Le coton bio

Pour répondre à cette question, il faut pouvoir étudier la culture conventionnelle et la comparer à la culture biologique.

La culture conventionnelle

  • Le prix : Pour cultiver du coton conventionnellement, il faut des pesticides. Leur achat est une des principales sourcesd’endettement des producteurs de coton conventionnel.
  • La pollution : Avec une consommation de plus de 20 % des insecticides agricoles pour seulement 2,5 % des surfaces agricoles, la culture conventionnelle est l’une des plus polluante de la Terre.
  • La consommation d’eau : Allant jusqu’à 30 traitements par an, la culture conventionnelle nécessite à elle seule une consommation d’eau comprise entre 7 000 et presque 30 000 litres d’eau.
  • Les conditions de travail : Avec des équipements pas toujours adaptés, l’exposition des travailleurs aux pesticides est responsable de plus de 20 000 morts par an (cf : OMS) dont des enfants.

La culture biologique

  • Le prix : Pour une production biologique, l’utilisation de plantes leurres est requise.
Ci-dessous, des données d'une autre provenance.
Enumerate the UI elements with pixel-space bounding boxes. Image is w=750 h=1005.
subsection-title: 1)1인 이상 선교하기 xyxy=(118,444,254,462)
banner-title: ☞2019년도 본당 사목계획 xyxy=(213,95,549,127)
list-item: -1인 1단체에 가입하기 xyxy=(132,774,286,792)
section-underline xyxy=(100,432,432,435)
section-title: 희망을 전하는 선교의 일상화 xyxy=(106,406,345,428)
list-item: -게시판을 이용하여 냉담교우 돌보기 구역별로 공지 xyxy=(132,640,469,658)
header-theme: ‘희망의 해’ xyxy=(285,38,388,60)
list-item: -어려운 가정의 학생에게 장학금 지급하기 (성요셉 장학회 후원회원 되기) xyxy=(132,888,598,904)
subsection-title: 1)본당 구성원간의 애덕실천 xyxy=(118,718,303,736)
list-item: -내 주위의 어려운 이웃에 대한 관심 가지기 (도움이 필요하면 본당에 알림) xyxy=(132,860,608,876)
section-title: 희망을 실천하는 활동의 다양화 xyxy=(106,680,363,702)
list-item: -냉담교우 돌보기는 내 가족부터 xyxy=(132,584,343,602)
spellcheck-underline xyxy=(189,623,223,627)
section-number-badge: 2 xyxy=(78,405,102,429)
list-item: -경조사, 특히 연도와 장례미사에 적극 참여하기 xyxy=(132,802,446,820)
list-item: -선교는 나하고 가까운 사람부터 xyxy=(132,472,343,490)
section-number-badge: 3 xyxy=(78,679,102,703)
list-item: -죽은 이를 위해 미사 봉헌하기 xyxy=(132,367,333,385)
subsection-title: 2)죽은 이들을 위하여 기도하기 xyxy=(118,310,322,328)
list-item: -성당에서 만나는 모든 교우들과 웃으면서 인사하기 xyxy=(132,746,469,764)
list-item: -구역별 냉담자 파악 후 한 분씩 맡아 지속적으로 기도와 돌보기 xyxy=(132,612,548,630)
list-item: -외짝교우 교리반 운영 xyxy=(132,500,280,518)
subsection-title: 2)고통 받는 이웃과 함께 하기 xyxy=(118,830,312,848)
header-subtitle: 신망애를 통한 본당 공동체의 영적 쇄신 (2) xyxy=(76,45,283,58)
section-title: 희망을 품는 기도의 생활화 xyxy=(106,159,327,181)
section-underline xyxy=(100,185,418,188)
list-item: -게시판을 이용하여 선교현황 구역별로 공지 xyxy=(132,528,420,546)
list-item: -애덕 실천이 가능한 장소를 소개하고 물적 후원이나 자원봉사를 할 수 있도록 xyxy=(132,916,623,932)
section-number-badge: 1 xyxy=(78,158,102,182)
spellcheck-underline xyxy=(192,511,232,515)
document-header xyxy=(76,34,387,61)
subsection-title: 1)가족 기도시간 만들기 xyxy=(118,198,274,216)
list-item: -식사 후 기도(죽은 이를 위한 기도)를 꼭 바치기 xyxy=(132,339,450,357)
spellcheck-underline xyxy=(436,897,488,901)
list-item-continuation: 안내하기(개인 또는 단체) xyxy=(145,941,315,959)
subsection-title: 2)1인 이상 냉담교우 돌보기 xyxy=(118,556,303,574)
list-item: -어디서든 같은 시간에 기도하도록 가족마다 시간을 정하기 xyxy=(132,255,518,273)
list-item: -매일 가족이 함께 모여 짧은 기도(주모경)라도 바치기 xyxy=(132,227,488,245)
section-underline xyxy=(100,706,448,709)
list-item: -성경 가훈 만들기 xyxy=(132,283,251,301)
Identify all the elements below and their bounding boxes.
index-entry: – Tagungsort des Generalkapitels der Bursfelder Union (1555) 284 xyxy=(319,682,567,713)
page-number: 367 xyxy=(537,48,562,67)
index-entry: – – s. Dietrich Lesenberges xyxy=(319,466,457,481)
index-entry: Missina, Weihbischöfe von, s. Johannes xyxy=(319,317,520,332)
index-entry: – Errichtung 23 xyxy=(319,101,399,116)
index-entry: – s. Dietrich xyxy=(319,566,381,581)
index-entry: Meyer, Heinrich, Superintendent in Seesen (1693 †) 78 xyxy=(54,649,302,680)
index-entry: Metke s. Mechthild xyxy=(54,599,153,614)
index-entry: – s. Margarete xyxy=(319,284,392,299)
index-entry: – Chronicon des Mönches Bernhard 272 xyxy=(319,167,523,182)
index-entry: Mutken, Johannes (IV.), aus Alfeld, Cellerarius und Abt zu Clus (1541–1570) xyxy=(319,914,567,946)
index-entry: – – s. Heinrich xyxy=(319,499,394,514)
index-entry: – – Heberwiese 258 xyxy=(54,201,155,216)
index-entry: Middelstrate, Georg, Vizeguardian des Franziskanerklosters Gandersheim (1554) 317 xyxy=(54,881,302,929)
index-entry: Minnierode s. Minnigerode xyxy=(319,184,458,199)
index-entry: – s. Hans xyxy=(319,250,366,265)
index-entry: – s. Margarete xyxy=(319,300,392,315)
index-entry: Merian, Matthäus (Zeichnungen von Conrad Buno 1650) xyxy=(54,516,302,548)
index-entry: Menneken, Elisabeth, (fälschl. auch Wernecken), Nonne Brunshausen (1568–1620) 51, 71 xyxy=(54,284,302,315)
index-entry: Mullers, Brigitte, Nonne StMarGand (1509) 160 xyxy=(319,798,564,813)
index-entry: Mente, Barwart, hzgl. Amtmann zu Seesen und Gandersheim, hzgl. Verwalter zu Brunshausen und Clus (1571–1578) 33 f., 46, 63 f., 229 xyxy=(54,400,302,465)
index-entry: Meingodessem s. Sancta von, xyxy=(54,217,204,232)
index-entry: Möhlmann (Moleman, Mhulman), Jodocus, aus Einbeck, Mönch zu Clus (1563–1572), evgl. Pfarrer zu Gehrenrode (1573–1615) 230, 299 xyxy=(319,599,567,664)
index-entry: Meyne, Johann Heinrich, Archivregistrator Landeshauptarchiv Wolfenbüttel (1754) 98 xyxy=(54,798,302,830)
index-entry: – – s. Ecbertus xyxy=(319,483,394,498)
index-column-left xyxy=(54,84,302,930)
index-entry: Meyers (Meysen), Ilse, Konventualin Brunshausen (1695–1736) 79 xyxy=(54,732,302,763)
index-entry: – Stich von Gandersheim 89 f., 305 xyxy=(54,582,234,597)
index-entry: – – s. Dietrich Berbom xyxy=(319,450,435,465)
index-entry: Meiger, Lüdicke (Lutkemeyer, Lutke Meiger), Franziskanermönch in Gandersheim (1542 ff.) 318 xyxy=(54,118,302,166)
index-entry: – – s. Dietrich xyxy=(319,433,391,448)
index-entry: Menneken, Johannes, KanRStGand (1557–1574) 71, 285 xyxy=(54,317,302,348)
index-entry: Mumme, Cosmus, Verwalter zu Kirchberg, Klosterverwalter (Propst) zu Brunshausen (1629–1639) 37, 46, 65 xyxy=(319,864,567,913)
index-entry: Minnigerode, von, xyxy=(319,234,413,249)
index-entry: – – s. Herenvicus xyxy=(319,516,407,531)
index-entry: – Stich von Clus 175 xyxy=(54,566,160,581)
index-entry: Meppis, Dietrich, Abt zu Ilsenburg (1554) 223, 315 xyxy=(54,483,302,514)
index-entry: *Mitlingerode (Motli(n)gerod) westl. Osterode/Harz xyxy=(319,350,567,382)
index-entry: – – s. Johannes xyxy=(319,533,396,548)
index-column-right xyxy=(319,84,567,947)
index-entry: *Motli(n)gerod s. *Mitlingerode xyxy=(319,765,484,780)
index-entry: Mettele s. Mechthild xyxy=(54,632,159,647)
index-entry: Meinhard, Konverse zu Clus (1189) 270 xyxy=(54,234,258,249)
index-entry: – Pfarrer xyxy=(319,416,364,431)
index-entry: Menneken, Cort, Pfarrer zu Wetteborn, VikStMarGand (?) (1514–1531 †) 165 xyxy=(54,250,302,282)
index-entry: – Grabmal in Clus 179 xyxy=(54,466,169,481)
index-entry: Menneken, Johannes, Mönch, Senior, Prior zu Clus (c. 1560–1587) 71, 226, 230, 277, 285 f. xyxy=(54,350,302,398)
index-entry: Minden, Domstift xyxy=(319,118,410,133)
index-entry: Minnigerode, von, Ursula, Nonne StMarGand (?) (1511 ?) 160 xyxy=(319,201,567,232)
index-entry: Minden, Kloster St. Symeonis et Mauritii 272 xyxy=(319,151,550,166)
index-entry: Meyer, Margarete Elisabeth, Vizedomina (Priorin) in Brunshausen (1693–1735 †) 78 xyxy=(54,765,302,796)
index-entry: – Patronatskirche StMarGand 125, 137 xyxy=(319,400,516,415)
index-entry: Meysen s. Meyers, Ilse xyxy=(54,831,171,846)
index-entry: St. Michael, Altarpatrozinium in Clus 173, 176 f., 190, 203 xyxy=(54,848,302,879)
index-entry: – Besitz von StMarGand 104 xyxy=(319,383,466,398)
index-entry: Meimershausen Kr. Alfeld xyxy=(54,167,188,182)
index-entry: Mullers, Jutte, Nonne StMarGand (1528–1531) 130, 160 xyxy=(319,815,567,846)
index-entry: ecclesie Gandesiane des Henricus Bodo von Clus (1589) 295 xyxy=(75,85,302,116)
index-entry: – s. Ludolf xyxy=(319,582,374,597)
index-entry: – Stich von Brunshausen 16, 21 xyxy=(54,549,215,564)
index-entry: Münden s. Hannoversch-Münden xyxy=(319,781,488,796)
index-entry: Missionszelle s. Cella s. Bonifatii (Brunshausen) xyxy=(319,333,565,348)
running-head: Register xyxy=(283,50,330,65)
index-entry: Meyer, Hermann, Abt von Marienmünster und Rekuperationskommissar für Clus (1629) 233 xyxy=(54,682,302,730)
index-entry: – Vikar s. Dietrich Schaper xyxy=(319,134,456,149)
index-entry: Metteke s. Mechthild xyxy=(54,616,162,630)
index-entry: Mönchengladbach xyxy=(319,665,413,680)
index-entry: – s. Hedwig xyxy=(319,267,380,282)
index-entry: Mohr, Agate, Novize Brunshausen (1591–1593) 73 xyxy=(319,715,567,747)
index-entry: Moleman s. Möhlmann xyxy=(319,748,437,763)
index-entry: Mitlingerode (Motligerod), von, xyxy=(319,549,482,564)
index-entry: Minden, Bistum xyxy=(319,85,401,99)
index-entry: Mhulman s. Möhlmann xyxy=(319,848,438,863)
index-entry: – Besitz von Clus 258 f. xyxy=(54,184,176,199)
Le coût d’achat est bien moindre, les producteurs s’y retrouvent davantage.
  • La pollution : La faible utilisation d’intrants chimiques qui permet à la culture biologique de répondre aux exigences de non-toxicité et de biodégradabilité, entraine une forte diminution de la pollution sur l’impact environnemental.
  • La consommation d’eau : N’ayant pas besoin d’autant de traitement qu’en agriculture conventionnelle et faisant davantage appel aux rotations des cultures (fertilité des sols), la culture biologique demande une consommation d’eau bien plus faible que la conventionnelle.
  • Les conditions de travail : L’utilisation de coton biologique et équitable lutte quotidiennement contre le fléau qu’entraine les conditions de travail d’une culture conventionnelle.

Pour résumer :

Le coton bio favorise la biodiversité, respecte le cycle de la Terre, limite l’utilisation des engrais chimiques donc moins d’allergie et il privilégie les écosystèmes naturels.